The center of the circle in the diagram is the point C. It’s interesting that the English word “center” derives from the Greek word which also means a prod or a poker, and it refers to the fixed leg of a compass used to draw a circle. There is no assumption in the definition that there is only one center of a circle. Proposition III.1 gives a construction for the center of a circle, and the proof of that proposition shows that the center is unique. The (curved) line ABD that contains the circle is its circumference. Euclid typically names a circle by three points on its circumference. Perhaps a better translation than “circumference” would be “periphery” since that is the Greek word while “circumference” derives from the Latin. Euclid doesn’t have a term for radius other than “that from the center,” but radius is such a useful word that it is used here to translate “that from the center,” such as the radius CD. |
An example diameter is the line AB which passes through the center. Of course, a diameter is twice a radius, and since the radii are all equal to each other by definition, the diameters are also all equal to each other.
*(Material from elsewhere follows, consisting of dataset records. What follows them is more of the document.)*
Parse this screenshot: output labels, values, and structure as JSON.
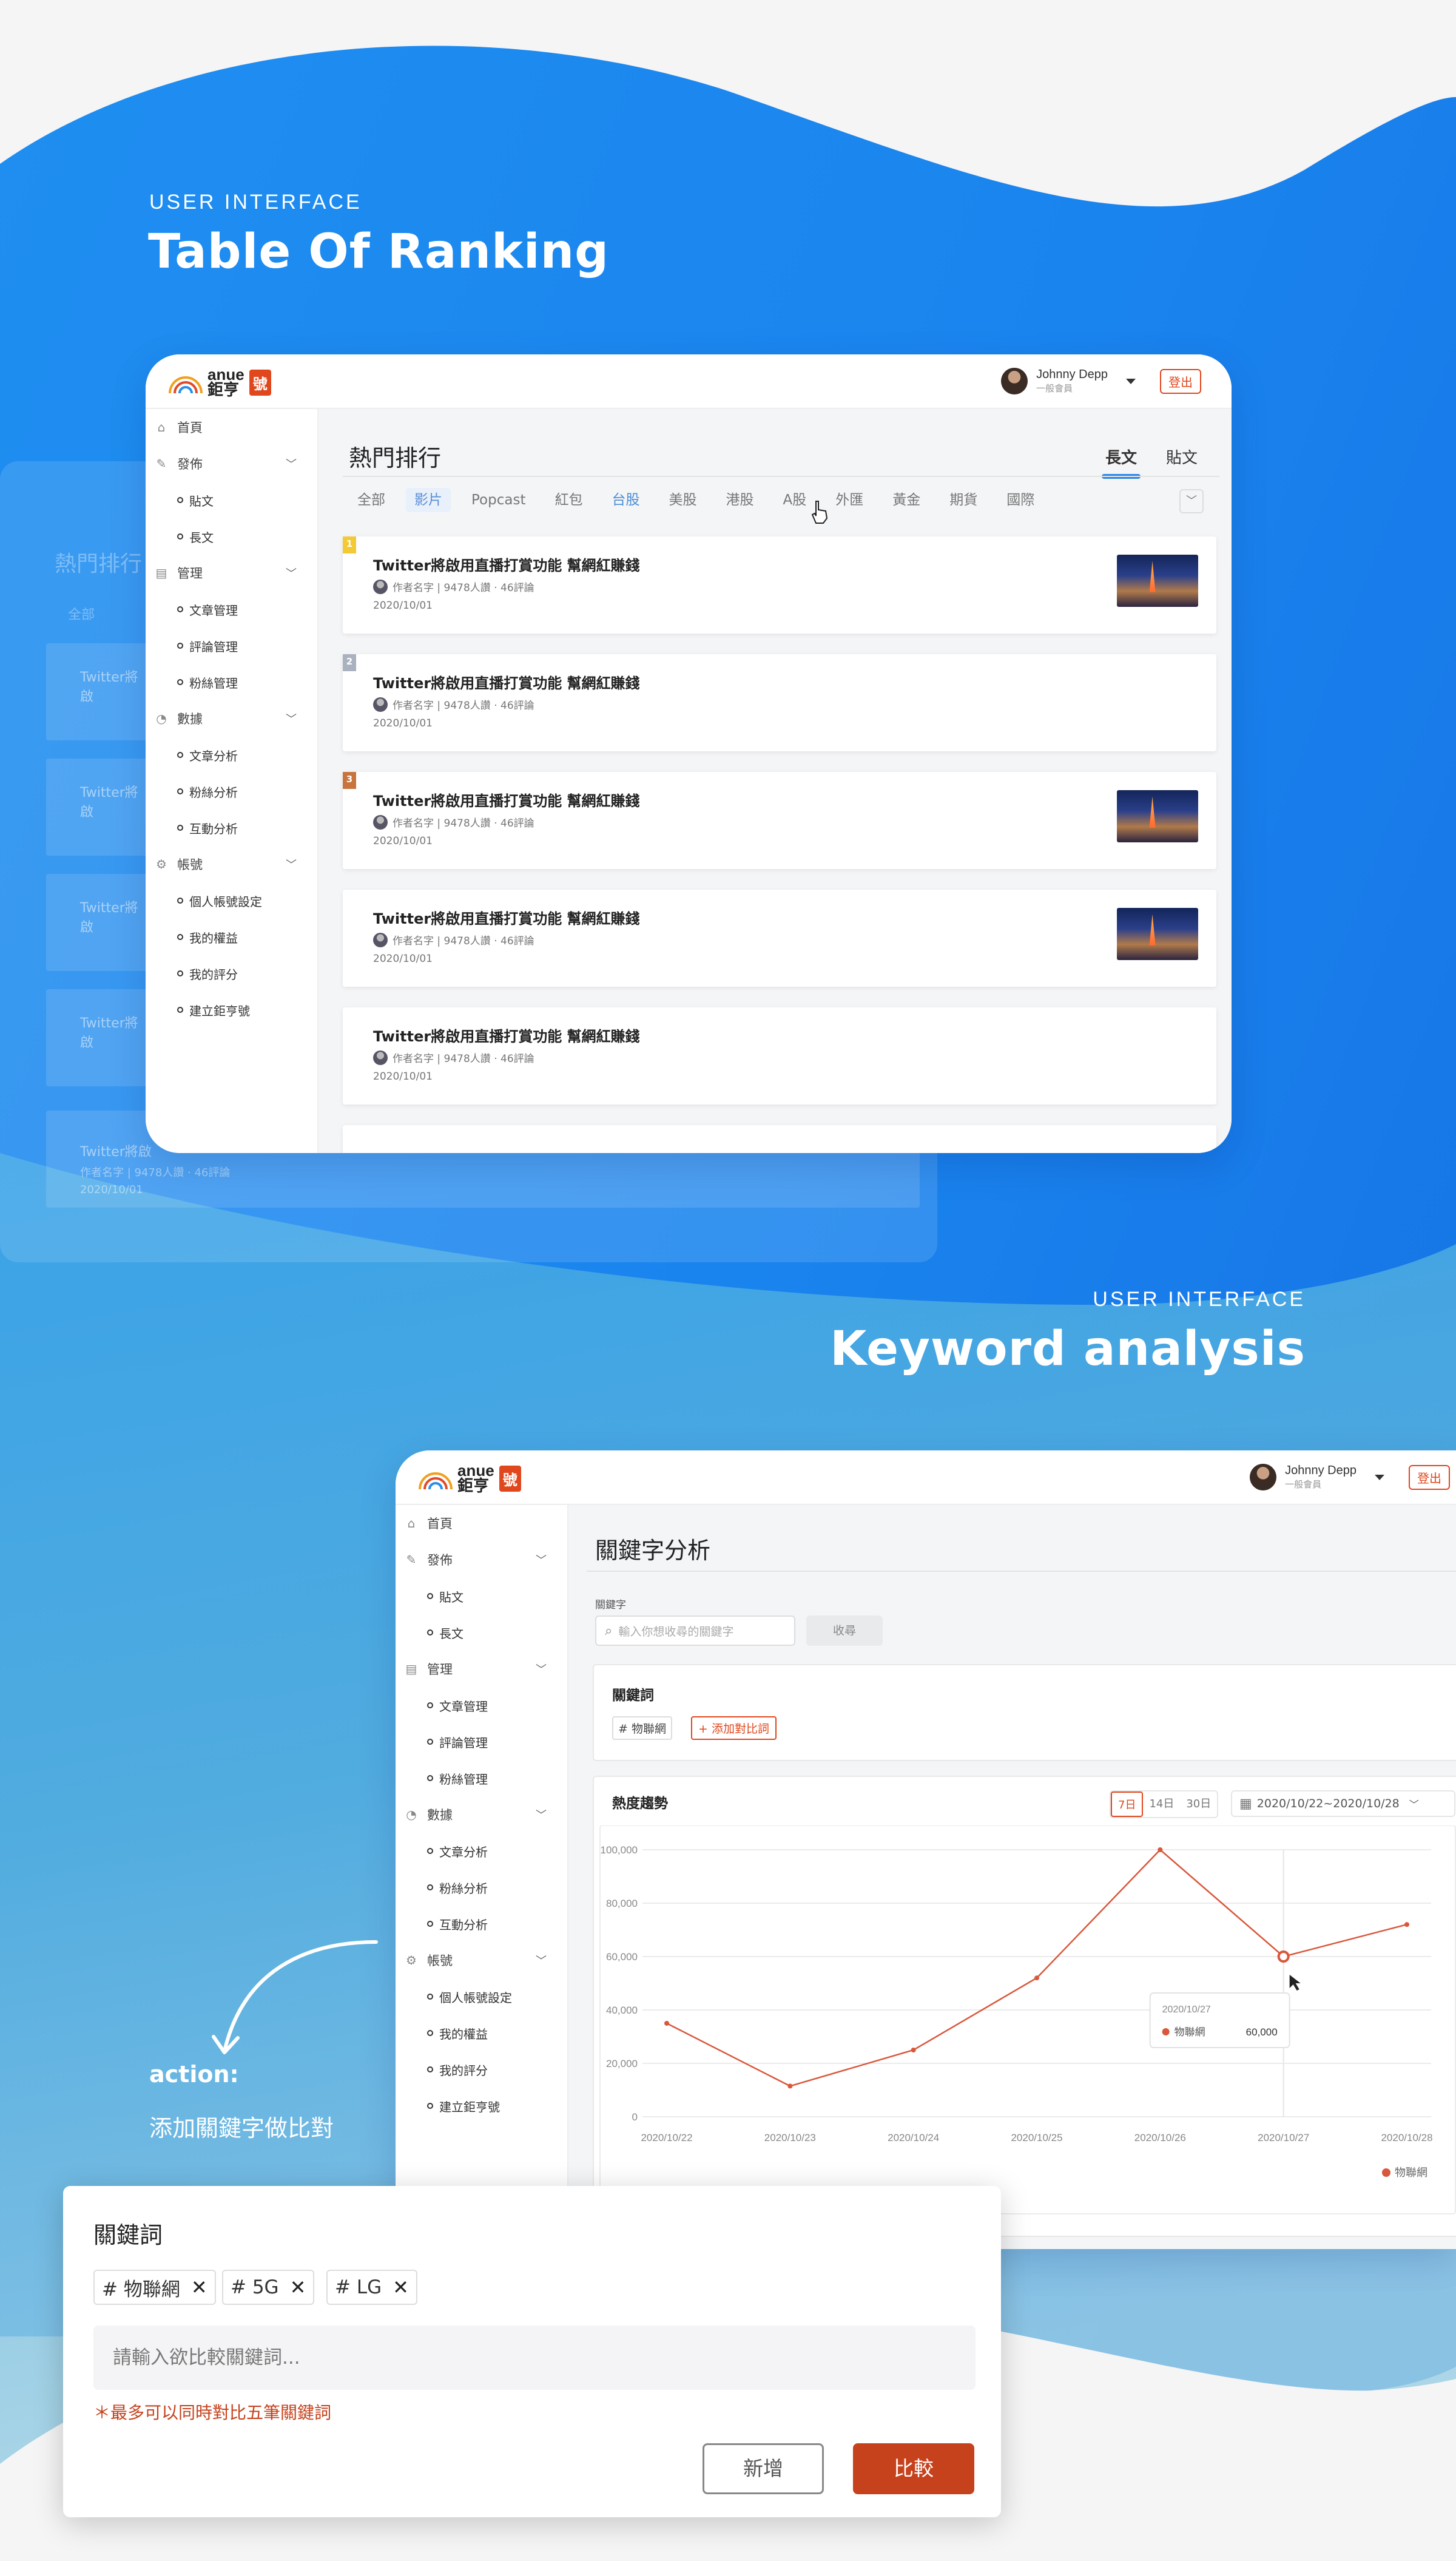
{
  "sections": [
    {
      "eyebrow": "USER INTERFACE",
      "title": "Table Of Ranking"
    },
    {
      "eyebrow": "USER INTERFACE",
      "title": "Keyword analysis"
    }
  ],
  "app": {
    "logo_en": "anue",
    "logo_zh": "鉅亨",
    "logo_badge": "號",
    "user": {
      "name": "Johnny Depp",
      "role": "一般會員"
    },
    "logout": "登出",
    "sidebar": {
      "home": "首頁",
      "publish": "發佈",
      "publish_items": [
        "貼文",
        "長文"
      ],
      "manage": "管理",
      "manage_items": [
        "文章管理",
        "評論管理",
        "粉絲管理"
      ],
      "data": "數據",
      "data_items": [
        "文章分析",
        "粉絲分析",
        "互動分析"
      ],
      "account": "帳號",
      "account_items": [
        "個人帳號設定",
        "我的權益",
        "我的評分",
        "建立鉅亨號"
      ]
    }
  },
  "ranking": {
    "title": "熱門排行",
    "tabs": [
      "長文",
      "貼文"
    ],
    "filters": [
      "全部",
      "影片",
      "Popcast",
      "紅包",
      "台股",
      "美股",
      "港股",
      "A股",
      "外匯",
      "黃金",
      "期貨",
      "國際"
    ],
    "posts": [
      {
        "rank": "1",
        "title": "Twitter將啟用直播打賞功能 幫網紅賺錢",
        "meta": "作者名字 | 9478人讚 · 46評論",
        "date": "2020/10/01"
      },
      {
        "rank": "2",
        "title": "Twitter將啟用直播打賞功能 幫網紅賺錢",
        "meta": "作者名字 | 9478人讚 · 46評論",
        "date": "2020/10/01"
      },
      {
        "rank": "3",
        "title": "Twitter將啟用直播打賞功能 幫網紅賺錢",
        "meta": "作者名字 | 9478人讚 · 46評論",
        "date": "2020/10/01"
      },
      {
        "rank": "",
        "title": "Twitter將啟用直播打賞功能 幫網紅賺錢",
        "meta": "作者名字 | 9478人讚 · 46評論",
        "date": "2020/10/01"
      },
      {
        "rank": "",
        "title": "Twitter將啟用直播打賞功能 幫網紅賺錢",
        "meta": "作者名字 | 9478人讚 · 46評論",
        "date": "2020/10/01"
      }
    ],
    "ghost": {
      "title": "熱門排行",
      "filter": "全部",
      "post_title": "Twitter將啟",
      "meta": "作者名字 | 9478人讚 · 46評論",
      "date": "2020/10/01"
    }
  },
  "keyword": {
    "title": "關鍵字分析",
    "search_label": "關鍵字",
    "search_placeholder": "輸入你想收尋的關鍵字",
    "search_button": "收尋",
    "keywords_title": "關鍵詞",
    "keyword_chip": "# 物聯網",
    "add_compare": "+ 添加對比詞",
    "trend_title": "熱度趨勢",
    "ranges": [
      "7日",
      "14日",
      "30日"
    ],
    "date_range": "2020/10/22~2020/10/28",
    "tooltip": {
      "date": "2020/10/27",
      "series": "物聯網",
      "value": "60,000"
    }
  },
  "action": {
    "label": "action:",
    "desc": "添加關鍵字做比對"
  },
  "modal": {
    "title": "關鍵詞",
    "tags": [
      "# 物聯網",
      "# 5G",
      "# LG"
    ],
    "placeholder": "請輸入欲比較關鍵詞...",
    "note": "＊最多可以同時對比五筆關鍵詞",
    "add": "新增",
    "compare": "比較"
  },
  "colors": {
    "accent": "#e0471d",
    "blue": "#1e88ee",
    "line": "#d9573b"
  },
  "chart_data": {
    "type": "line",
    "title": "熱度趨勢",
    "x": [
      "2020/10/22",
      "2020/10/23",
      "2020/10/24",
      "2020/10/25",
      "2020/10/26",
      "2020/10/27",
      "2020/10/28"
    ],
    "series": [
      {
        "name": "物聯網",
        "values": [
          35000,
          11500,
          25000,
          52000,
          100000,
          60000,
          72000
        ]
      }
    ],
    "yticks": [
      "100,000",
      "80,000",
      "60,000",
      "40,000",
      "20,000",
      "0"
    ],
    "ylim": [
      0,
      100000
    ],
    "legend": "bottom-right",
    "grid": true
  }
}
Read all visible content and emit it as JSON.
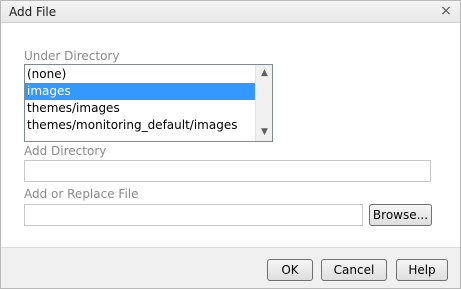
{
  "dialog": {
    "title": "Add File",
    "close_symbol": "×"
  },
  "under_directory": {
    "label": "Under Directory",
    "items": [
      "(none)",
      "images",
      "themes/images",
      "themes/monitoring_default/images"
    ],
    "selected": "images"
  },
  "add_directory": {
    "label": "Add Directory",
    "value": ""
  },
  "replace_file": {
    "label": "Add or Replace File",
    "value": "",
    "browse_label": "Browse..."
  },
  "buttons": {
    "ok": "OK",
    "cancel": "Cancel",
    "help": "Help"
  },
  "colors": {
    "selection": "#3399ff",
    "footer_bg": "#f0f0f0"
  },
  "icons": {
    "close": "close-icon",
    "scroll_up": "scroll-up-icon",
    "scroll_down": "scroll-down-icon"
  }
}
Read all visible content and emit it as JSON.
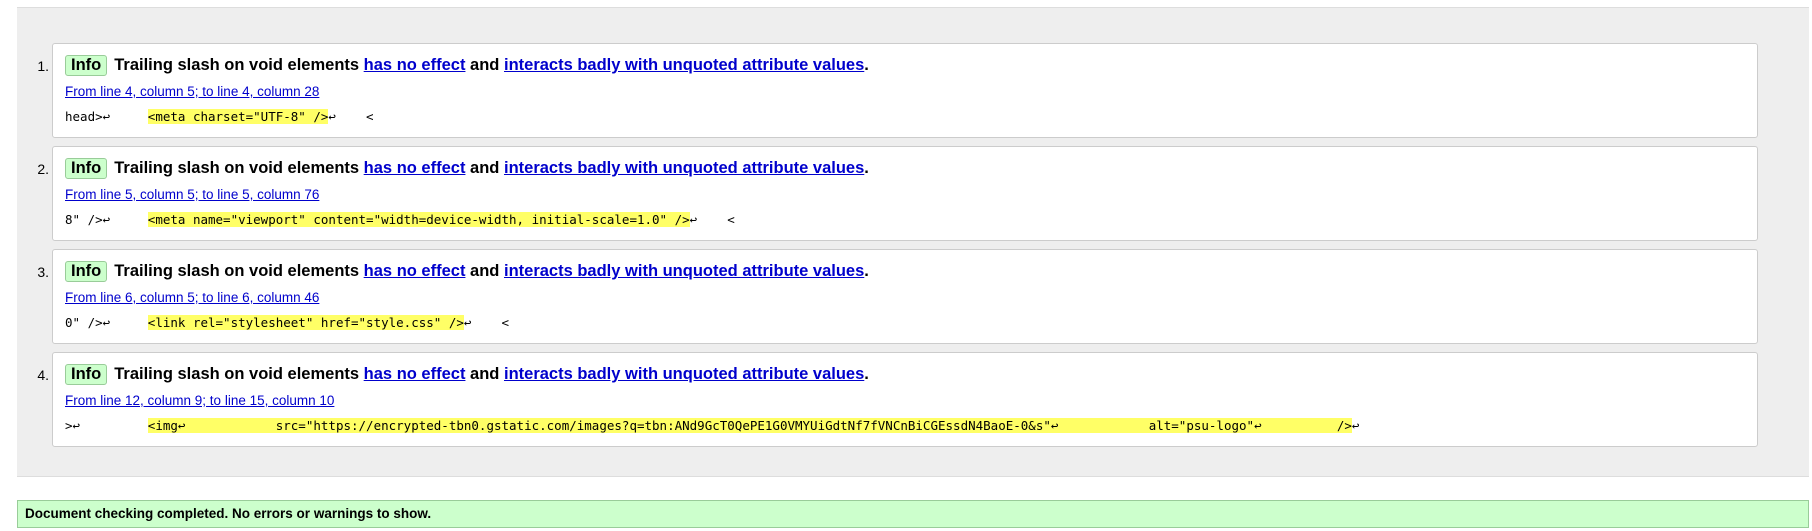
{
  "messages": [
    {
      "num": "1.",
      "badge": "Info",
      "text": "Trailing slash on void elements",
      "link1": "has no effect",
      "conj": "and",
      "link2": "interacts badly with unquoted attribute values",
      "period": ".",
      "location": "From line 4, column 5; to line 4, column 28",
      "pre": "head>↩     ",
      "code": "<meta charset=\"UTF-8\" />",
      "post": "↩    <"
    },
    {
      "num": "2.",
      "badge": "Info",
      "text": "Trailing slash on void elements",
      "link1": "has no effect",
      "conj": "and",
      "link2": "interacts badly with unquoted attribute values",
      "period": ".",
      "location": "From line 5, column 5; to line 5, column 76",
      "pre": "8\" />↩     ",
      "code": "<meta name=\"viewport\" content=\"width=device-width, initial-scale=1.0\" />",
      "post": "↩    <"
    },
    {
      "num": "3.",
      "badge": "Info",
      "text": "Trailing slash on void elements",
      "link1": "has no effect",
      "conj": "and",
      "link2": "interacts badly with unquoted attribute values",
      "period": ".",
      "location": "From line 6, column 5; to line 6, column 46",
      "pre": "0\" />↩     ",
      "code": "<link rel=\"stylesheet\" href=\"style.css\" />",
      "post": "↩    <"
    },
    {
      "num": "4.",
      "badge": "Info",
      "text": "Trailing slash on void elements",
      "link1": "has no effect",
      "conj": "and",
      "link2": "interacts badly with unquoted attribute values",
      "period": ".",
      "location": "From line 12, column 9; to line 15, column 10",
      "pre": ">↩         ",
      "code": "<img↩            src=\"https://encrypted-tbn0.gstatic.com/images?q=tbn:ANd9GcT0QePE1G0VMYUiGdtNf7fVNCnBiCGEssdN4BaoE-0&s\"↩            alt=\"psu-logo\"↩          />",
      "post": "↩"
    }
  ],
  "summary": "Document checking completed. No errors or warnings to show.",
  "colors": {
    "info_badge_bg": "#ccffcc",
    "highlight": "#ffff66",
    "link": "#0000cc",
    "summary_bg": "#ccffcc"
  }
}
That diameters “also bisects the circle” should not be part of the definition, but either assumed as a postulate or proved as a proposition. It depends on the fact that circles are drawn on planes, and planes have constant curvature. The analogous figure on a surface of nonconstant curvature does not have this property. For such figures the two “semicircles” on either side of a “diameter” need not be equal.
Although circles are used throughout Book I to measure and transfer distances, the proper theory of circles doesn’t begin until Book III. That book begins with more definitions relating to circles including the equality of circles, when circles touch (are tangent to) lines and other circles, and so forth.